Updated on: Thursday, September 16, 2021, 12:54 AM IST

Mumbai: State has dismal record of cases pending in courts


Whether it is investigating cases or pendency in cases before the courts, Maharashtra seems to have a dismal record. According to statistics released by the National Crime Records Bureau (NCRB), Maharashtra had the maximum number of cases pending cases in 2020 which is 2,07,962. It also had the maximum number of cases at 74,039 wherein the there was insufficient evidence or the accused was untraceable.

Among the cities, Mumbai stood second by recording 76,763 cases. It stood second to Delhi which had 92,622 cases pending investigation.

Former state DGP D Sivanandan said, “If the case is in court for trial, the police is not responsible for it. But if there is delay in investigation or any lapse in the case then the police can be held responsible. The department should come up with a continuous training programme to teach better techniques of gathering evidence. They must hire cyber experts and technical officers and use forensic labs to help curb the increasing number of pending cases.” Similarly, the number of police officials vaccinated currently is just 22 per cent.

“We are still not matching the police population ratio of advanced countries. We should recruit more officers who will help investigate the case so that the present officers are not overburdened with more cases,” Sivanandhan added.

Former additional director general, Maharashtra prisons, Meeran Chadha Borwankar said, “In my experience, the Maharashtra police is very proactive in registering a chargesheet within the stipulated 60 to 90 days. The pendency shown must be of cases registered during the last two or three months of the year. No registration of an FIR is a big issue in other states. However, the Maharashtra police is comparatively more open in this regard. Crime statistics therefore do not convey the real picture. Our weak point has been the huge court pendency and low conviction rate. To correct it we need to fill up vacancies of police officers, prosecutors and judiciary. And create more posts in all the three wings.”

Interestingly, Maharashtra had the maximum number of cases pending trial at the end of the year 2020 with 1882532 cases pending. West Bengal with 1455107, Gujarat with 1372149, Bihar with 1302421 and Uttar Pradesh with 1251725 cases came second, third, fourth and fifth. Maharashtra also came second with cases pending trial from 2019 with 1547019 cases with Gujarat having the maximum number of cases pending trial with 1857742 cases and Uttar Pradesh taking the third spot with 1322674.

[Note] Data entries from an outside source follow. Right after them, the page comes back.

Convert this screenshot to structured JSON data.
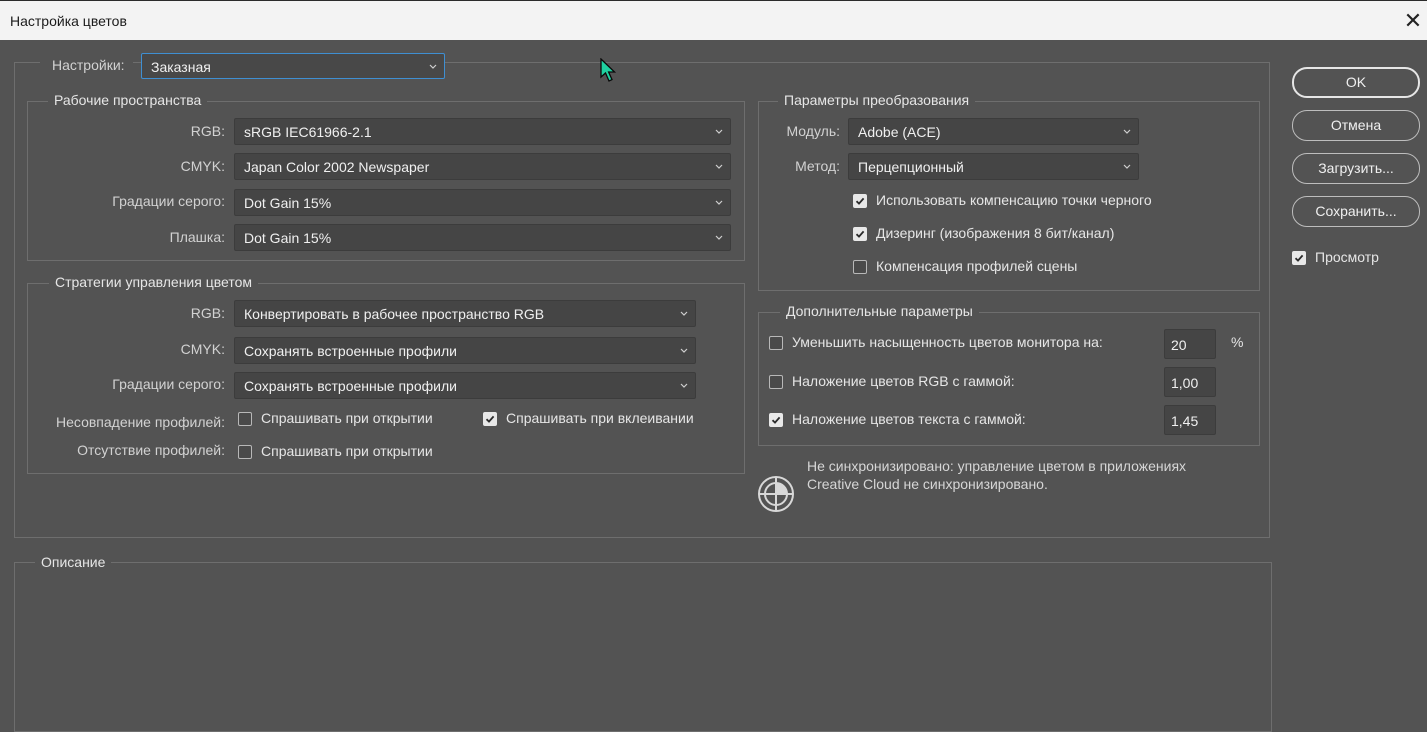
{
  "window": {
    "title": "Настройка цветов",
    "close_label": "✕"
  },
  "settings": {
    "label": "Настройки:",
    "value": "Заказная"
  },
  "working_spaces": {
    "title": "Рабочие пространства",
    "rgb_label": "RGB:",
    "rgb_value": "sRGB IEC61966-2.1",
    "cmyk_label": "CMYK:",
    "cmyk_value": "Japan Color 2002 Newspaper",
    "gray_label": "Градации серого:",
    "gray_value": "Dot Gain 15%",
    "spot_label": "Плашка:",
    "spot_value": "Dot Gain 15%"
  },
  "policies": {
    "title": "Стратегии управления цветом",
    "rgb_label": "RGB:",
    "rgb_value": "Конвертировать в рабочее пространство RGB",
    "cmyk_label": "CMYK:",
    "cmyk_value": "Сохранять встроенные профили",
    "gray_label": "Градации серого:",
    "gray_value": "Сохранять встроенные профили",
    "mismatch_label": "Несовпадение профилей:",
    "mismatch_open_label": "Спрашивать при открытии",
    "mismatch_open_checked": false,
    "mismatch_paste_label": "Спрашивать при вклеивании",
    "mismatch_paste_checked": true,
    "missing_label": "Отсутствие профилей:",
    "missing_open_label": "Спрашивать при открытии",
    "missing_open_checked": false
  },
  "conversion": {
    "title": "Параметры преобразования",
    "engine_label": "Модуль:",
    "engine_value": "Adobe (ACE)",
    "intent_label": "Метод:",
    "intent_value": "Перцепционный",
    "bpc_label": "Использовать компенсацию точки черного",
    "bpc_checked": true,
    "dither_label": "Дизеринг (изображения 8 бит/канал)",
    "dither_checked": true,
    "scene_label": "Компенсация профилей сцены",
    "scene_checked": false
  },
  "advanced": {
    "title": "Дополнительные параметры",
    "desaturate_label": "Уменьшить насыщенность цветов монитора на:",
    "desaturate_checked": false,
    "desaturate_value": "20",
    "desaturate_unit": "%",
    "blend_rgb_label": "Наложение цветов RGB с гаммой:",
    "blend_rgb_checked": false,
    "blend_rgb_value": "1,00",
    "blend_text_label": "Наложение цветов текста с гаммой:",
    "blend_text_checked": true,
    "blend_text_value": "1,45"
  },
  "sync": {
    "line1": "Не синхронизировано: управление цветом в приложениях",
    "line2": "Creative Cloud не синхронизировано.",
    "icon": "color-sync-icon"
  },
  "description": {
    "title": "Описание"
  },
  "buttons": {
    "ok": "OK",
    "cancel": "Отмена",
    "load": "Загрузить...",
    "save": "Сохранить..."
  },
  "preview": {
    "label": "Просмотр",
    "checked": true
  },
  "colors": {
    "background": "#535353",
    "focus": "#3f8fd2",
    "cursor": "#1fd1a0"
  }
}
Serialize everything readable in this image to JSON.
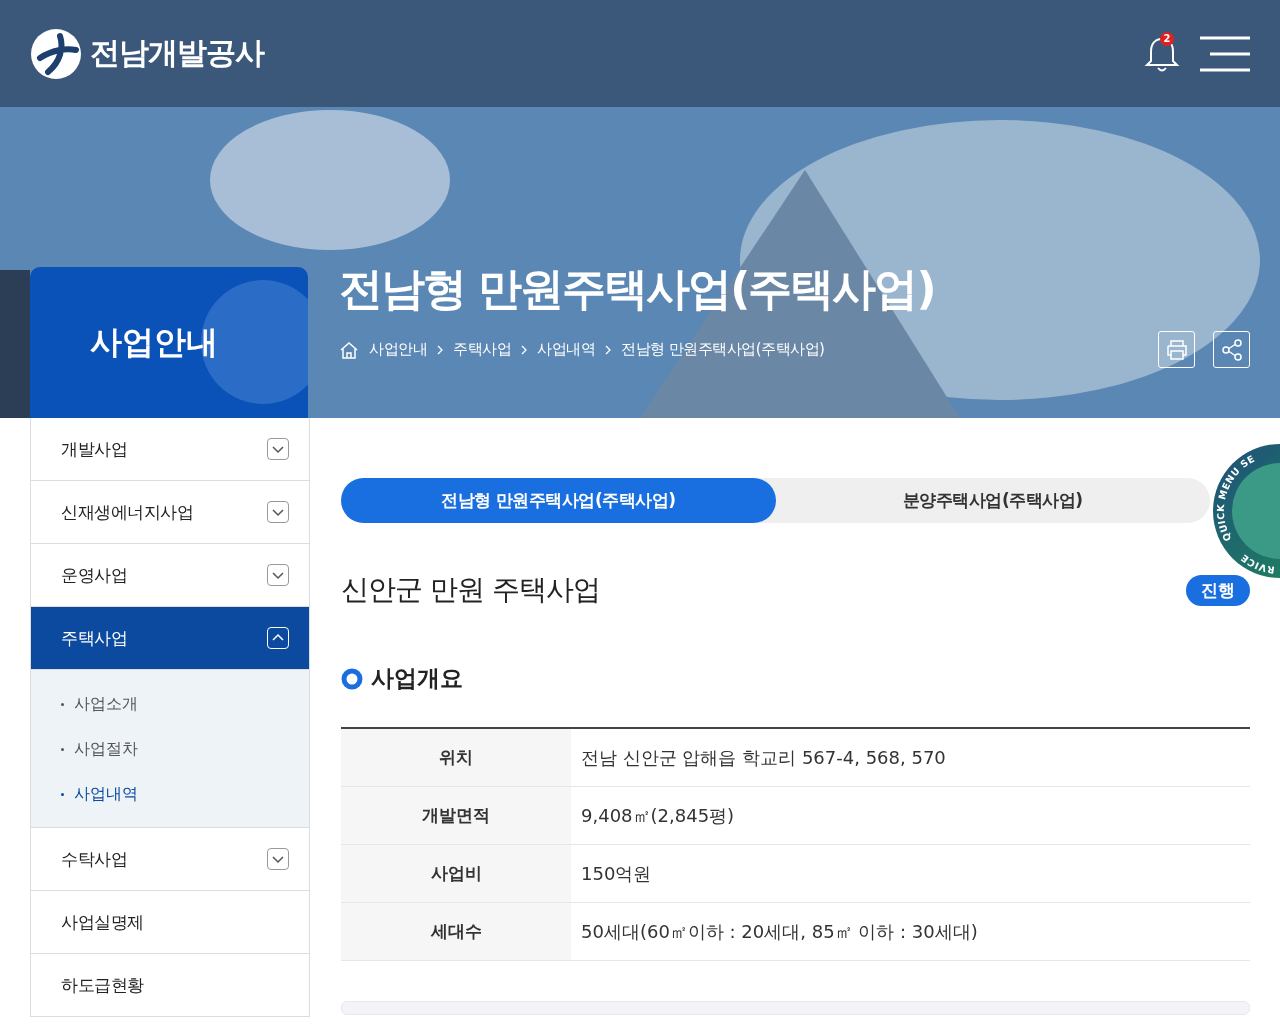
{
  "header": {
    "logo_text": "전남개발공사",
    "notification_count": "2"
  },
  "hero": {
    "section_title": "사업안내",
    "page_title": "전남형 만원주택사업(주택사업)",
    "breadcrumb": [
      "사업안내",
      "주택사업",
      "사업내역",
      "전남형 만원주택사업(주택사업)"
    ]
  },
  "sidebar": {
    "items": [
      {
        "label": "개발사업",
        "kind": "group",
        "expanded": false,
        "selected": false
      },
      {
        "label": "신재생에너지사업",
        "kind": "group",
        "expanded": false,
        "selected": false
      },
      {
        "label": "운영사업",
        "kind": "group",
        "expanded": false,
        "selected": false
      },
      {
        "label": "주택사업",
        "kind": "group",
        "expanded": true,
        "selected": true,
        "children": [
          {
            "label": "사업소개",
            "selected": false
          },
          {
            "label": "사업절차",
            "selected": false
          },
          {
            "label": "사업내역",
            "selected": true
          }
        ]
      },
      {
        "label": "수탁사업",
        "kind": "group",
        "expanded": false,
        "selected": false
      },
      {
        "label": "사업실명제",
        "kind": "link",
        "selected": false
      },
      {
        "label": "하도급현황",
        "kind": "link",
        "selected": false
      }
    ]
  },
  "tabs": [
    {
      "label": "전남형 만원주택사업(주택사업)",
      "selected": true
    },
    {
      "label": "분양주택사업(주택사업)",
      "selected": false
    }
  ],
  "quick_menu": {
    "label_top": "QUICK MENU SE",
    "label_bottom": "RVICE"
  },
  "project": {
    "title": "신안군 만원 주택사업",
    "status": "진행"
  },
  "overview": {
    "heading": "사업개요",
    "rows": [
      {
        "label": "위치",
        "value": "전남 신안군 압해읍 학교리 567-4, 568, 570"
      },
      {
        "label": "개발면적",
        "value": "9,408㎡(2,845평)"
      },
      {
        "label": "사업비",
        "value": "150억원"
      },
      {
        "label": "세대수",
        "value": "50세대(60㎡이하 : 20세대, 85㎡ 이하 : 30세대)"
      }
    ]
  }
}
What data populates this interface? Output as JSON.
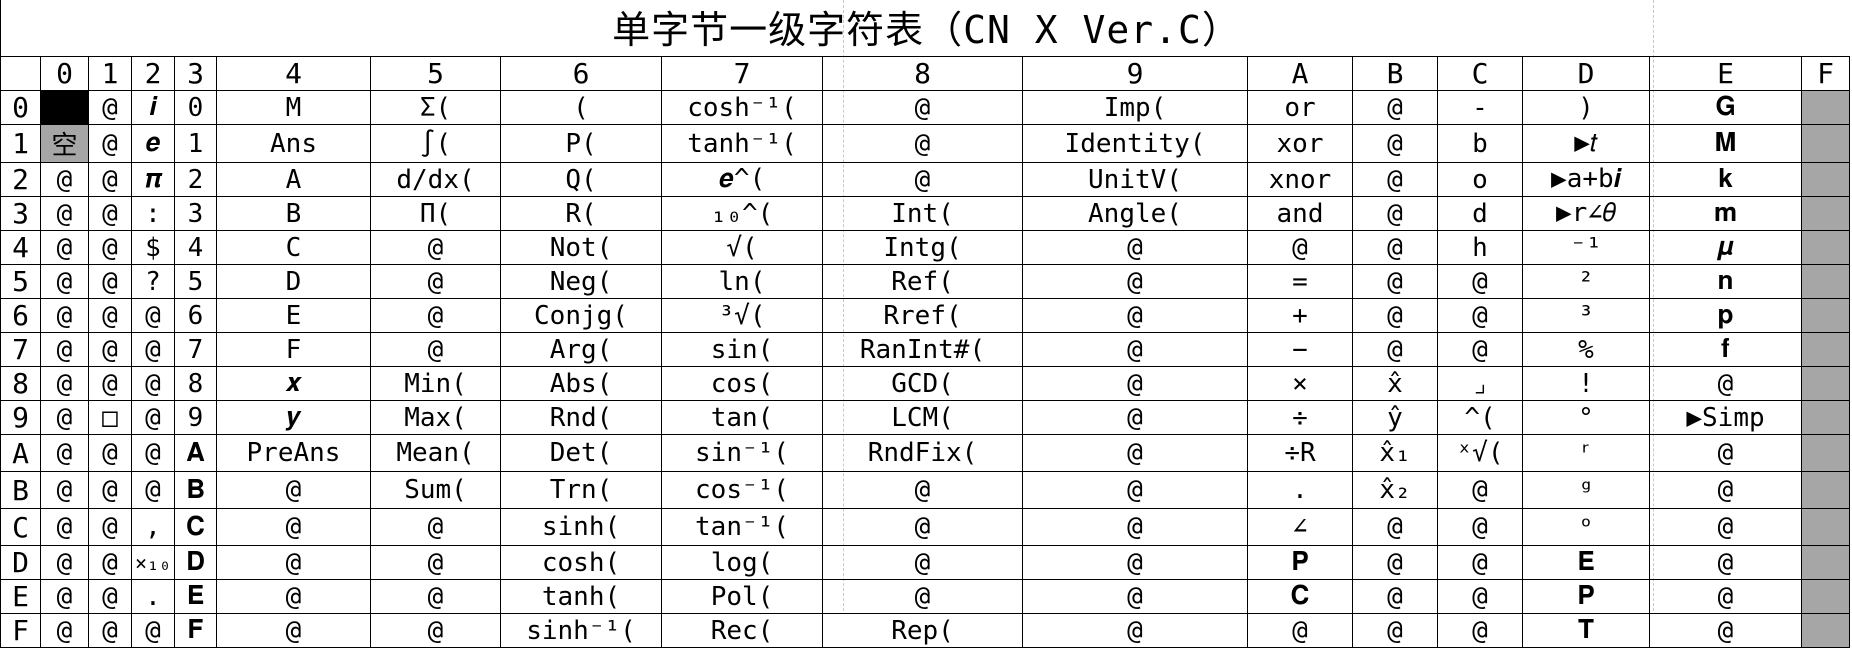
{
  "title": "单字节一级字符表（CN X Ver.C）",
  "columns": [
    "0",
    "1",
    "2",
    "3",
    "4",
    "5",
    "6",
    "7",
    "8",
    "9",
    "A",
    "B",
    "C",
    "D",
    "E",
    "F"
  ],
  "rows": [
    {
      "label": "0",
      "cells": [
        "",
        "@",
        "𝒊",
        "0",
        "M",
        "Σ(",
        "(",
        "cosh⁻¹(",
        "@",
        "Imp(",
        "or",
        "@",
        "-",
        ")",
        "𝐆",
        ""
      ]
    },
    {
      "label": "1",
      "cells": [
        "空",
        "@",
        "𝒆",
        "1",
        "Ans",
        "∫(",
        "P(",
        "tanh⁻¹(",
        "@",
        "Identity(",
        "xor",
        "@",
        "b",
        "▶𝑡",
        "𝐌",
        ""
      ]
    },
    {
      "label": "2",
      "cells": [
        "@",
        "@",
        "𝝅",
        "2",
        "A",
        "d/dx(",
        "Q(",
        "𝒆^(",
        "@",
        "UnitV(",
        "xnor",
        "@",
        "o",
        "▶a+b𝒊",
        "𝐤",
        ""
      ]
    },
    {
      "label": "3",
      "cells": [
        "@",
        "@",
        ":",
        "3",
        "B",
        "Π(",
        "R(",
        "₁₀^(",
        "Int(",
        "Angle(",
        "and",
        "@",
        "d",
        "▶r∠𝜃",
        "𝐦",
        ""
      ]
    },
    {
      "label": "4",
      "cells": [
        "@",
        "@",
        "$",
        "4",
        "C",
        "@",
        "Not(",
        "√(",
        "Intg(",
        "@",
        "@",
        "@",
        "h",
        "⁻¹",
        "𝝁",
        ""
      ]
    },
    {
      "label": "5",
      "cells": [
        "@",
        "@",
        "?",
        "5",
        "D",
        "@",
        "Neg(",
        "ln(",
        "Ref(",
        "@",
        "=",
        "@",
        "@",
        "²",
        "𝐧",
        ""
      ]
    },
    {
      "label": "6",
      "cells": [
        "@",
        "@",
        "@",
        "6",
        "E",
        "@",
        "Conjg(",
        "³√(",
        "Rref(",
        "@",
        "+",
        "@",
        "@",
        "³",
        "𝐩",
        ""
      ]
    },
    {
      "label": "7",
      "cells": [
        "@",
        "@",
        "@",
        "7",
        "F",
        "@",
        "Arg(",
        "sin(",
        "RanInt#(",
        "@",
        "−",
        "@",
        "@",
        "%",
        "𝐟",
        ""
      ]
    },
    {
      "label": "8",
      "cells": [
        "@",
        "@",
        "@",
        "8",
        "𝒙",
        "Min(",
        "Abs(",
        "cos(",
        "GCD(",
        "@",
        "×",
        "x̂",
        "⌟",
        "!",
        "@",
        ""
      ]
    },
    {
      "label": "9",
      "cells": [
        "@",
        "□",
        "@",
        "9",
        "𝒚",
        "Max(",
        "Rnd(",
        "tan(",
        "LCM(",
        "@",
        "÷",
        "ŷ",
        "^(",
        "°",
        "▶Simp",
        ""
      ]
    },
    {
      "label": "A",
      "cells": [
        "@",
        "@",
        "@",
        "𝐀",
        "PreAns",
        "Mean(",
        "Det(",
        "sin⁻¹(",
        "RndFix(",
        "@",
        "÷R",
        "x̂₁",
        "ˣ√(",
        "ʳ",
        "@",
        ""
      ]
    },
    {
      "label": "B",
      "cells": [
        "@",
        "@",
        "@",
        "𝐁",
        "@",
        "Sum(",
        "Trn(",
        "cos⁻¹(",
        "@",
        "@",
        ".",
        "x̂₂",
        "@",
        "ᵍ",
        "@",
        ""
      ]
    },
    {
      "label": "C",
      "cells": [
        "@",
        "@",
        ",",
        "𝐂",
        "@",
        "@",
        "sinh(",
        "tan⁻¹(",
        "@",
        "@",
        "∠",
        "@",
        "@",
        "ᵒ",
        "@",
        ""
      ]
    },
    {
      "label": "D",
      "cells": [
        "@",
        "@",
        "×₁₀",
        "𝐃",
        "@",
        "@",
        "cosh(",
        "log(",
        "@",
        "@",
        "𝐏",
        "@",
        "@",
        "𝐄",
        "@",
        ""
      ]
    },
    {
      "label": "E",
      "cells": [
        "@",
        "@",
        ".",
        "𝐄",
        "@",
        "@",
        "tanh(",
        "Pol(",
        "@",
        "@",
        "𝐂",
        "@",
        "@",
        "𝐏",
        "@",
        ""
      ]
    },
    {
      "label": "F",
      "cells": [
        "@",
        "@",
        "@",
        "𝐅",
        "@",
        "@",
        "sinh⁻¹(",
        "Rec(",
        "Rep(",
        "@",
        "@",
        "@",
        "@",
        "𝐓",
        "@",
        ""
      ]
    }
  ],
  "colors": {
    "selected": "#000000",
    "unused": "#a6a6a6",
    "grid": "#000000"
  }
}
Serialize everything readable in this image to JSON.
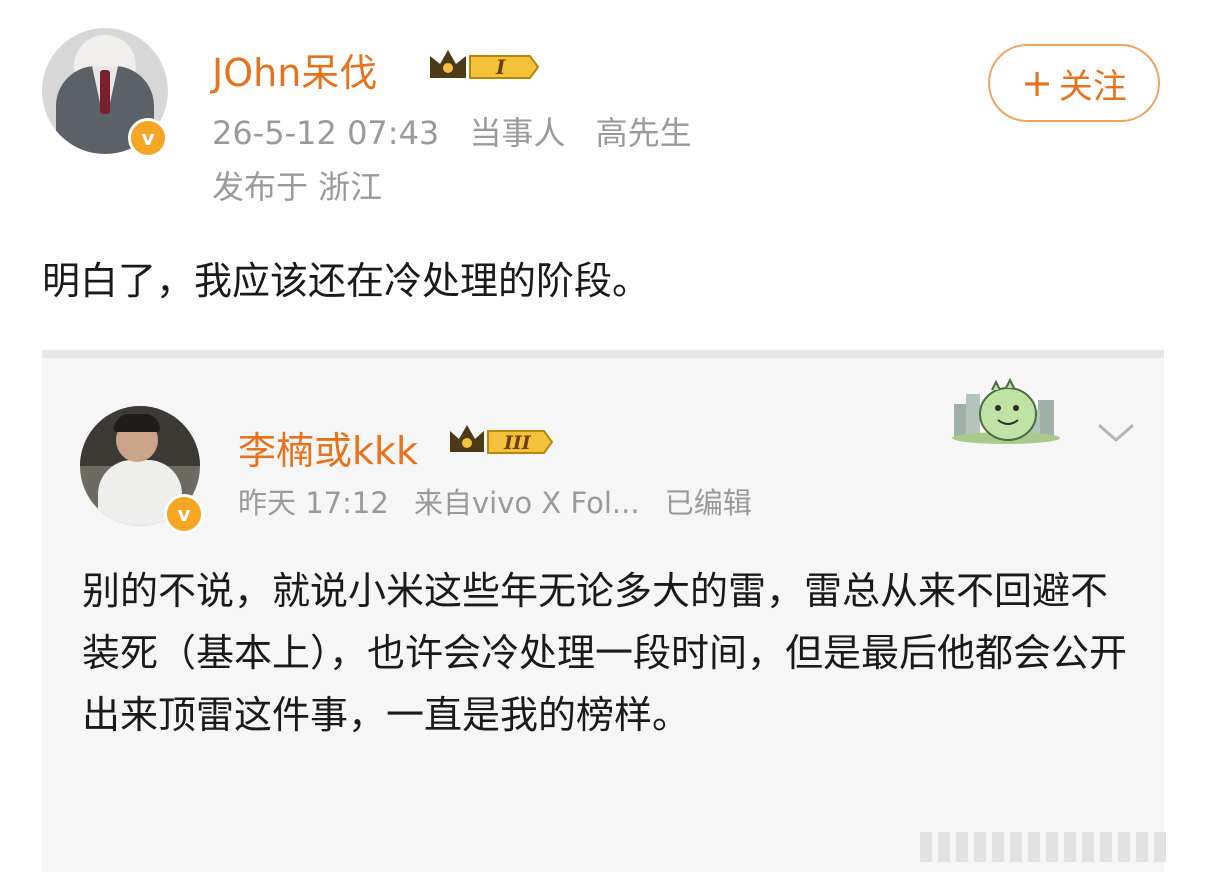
{
  "post": {
    "author": "JOhn呆伐",
    "level_badge": "I",
    "date": "26-5-12 07:43",
    "tag_label": "当事人",
    "tag_value": "高先生",
    "location": "发布于 浙江",
    "text": "明白了，我应该还在冷处理的阶段。",
    "follow_label": "关注"
  },
  "quoted": {
    "author": "李楠或kkk",
    "level_badge": "III",
    "time": "昨天 17:12",
    "source": "来自vivo X Fol...",
    "edited": "已编辑",
    "text": "别的不说，就说小米这些年无论多大的雷，雷总从来不回避不装死（基本上），也许会冷处理一段时间，但是最后他都会公开出来顶雷这件事，一直是我的榜样。"
  },
  "colors": {
    "accent": "#e8731c",
    "meta_gray": "#9a9a9a",
    "verified_badge": "#f5a623",
    "card_bg": "#f6f6f6"
  },
  "icons": {
    "verified": "v-verified-icon",
    "crown": "crown-level-icon",
    "plus": "plus-icon",
    "more": "chevron-down-icon",
    "sticker": "dinosaur-sticker-icon"
  }
}
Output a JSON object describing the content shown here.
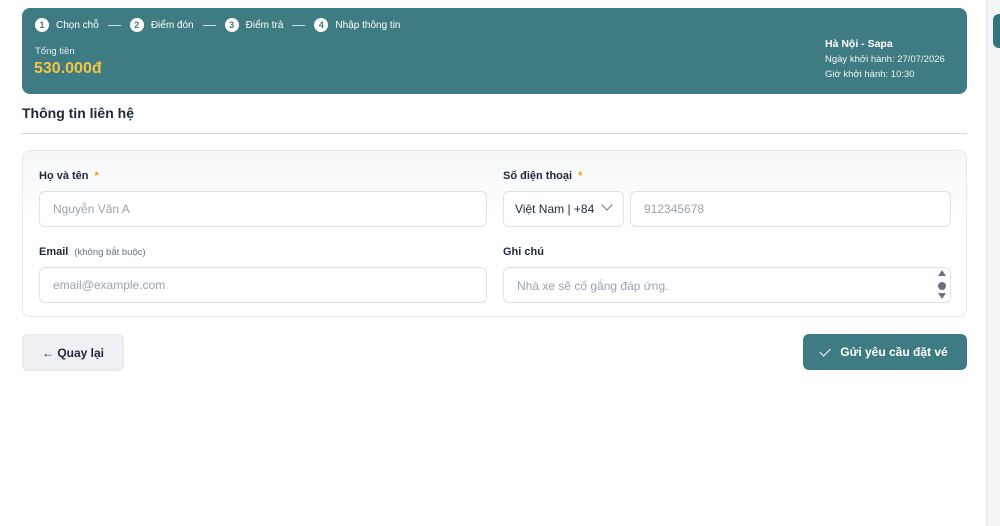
{
  "steps": [
    {
      "num": "1",
      "label": "Chọn chỗ"
    },
    {
      "num": "2",
      "label": "Điểm đón"
    },
    {
      "num": "3",
      "label": "Điểm trả"
    },
    {
      "num": "4",
      "label": "Nhập thông tin"
    }
  ],
  "summary": {
    "total_label": "Tổng tiền",
    "total_value": "530.000đ",
    "route": "Hà Nội - Sapa",
    "departure_date": "Ngày khởi hành: 27/07/2026",
    "departure_time": "Giờ khởi hành: 10:30"
  },
  "section": {
    "title": "Thông tin liên hệ"
  },
  "form": {
    "name": {
      "label": "Họ và tên",
      "required_mark": "*",
      "placeholder": "Nguyễn Văn A"
    },
    "phone": {
      "label": "Số điện thoại",
      "required_mark": "*",
      "country_value": "Việt Nam | +84",
      "placeholder": "912345678"
    },
    "email": {
      "label": "Email",
      "optional_note": "(không bắt buộc)",
      "placeholder": "email@example.com"
    },
    "note": {
      "label": "Ghi chú",
      "placeholder": "Nhà xe sẽ cố gắng đáp ứng."
    }
  },
  "actions": {
    "back_label": "← Quay lại",
    "submit_label": "Gửi yêu cầu đặt vé"
  },
  "colors": {
    "primary": "#3f7b82",
    "total_accent": "#f5c542",
    "required_accent": "#f59e0b"
  }
}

"All stakeholders are responsible for the pendency. Judges, advocates, their staff everyone is working beyond their limits daily to dispose of the cases. The other issue is the state isn't providing requisite funds for the judiciary. Somehow the state is also reasonable in focusing on public welfare schemes. But some more priority must be given to judiciary to provide better facilities so that cases are disposed of at a better speed. Appoint more judges, provide more courts etc is a probable solution," Prasad Dhakephalkar, senior counsel

The performance of Maharashtra fast track courts was also questionable with only 11 cases being completed of which only trial in one case was finished within 3 months, 2 cases were finished within 6 months. 8 of the remaining cases were finished within a period of three years or five years.

This is in sharp contrast to Uttar Pradesh where 10,416 cases were completed through fast track courts. 9 cases in Uttar Pradesh finished trial within a month, 528 cases took just 1 to 3 months to finish trial, 439 cases took just 3 to 6 months and trial concluded in 641 cases within 6 to 12 months.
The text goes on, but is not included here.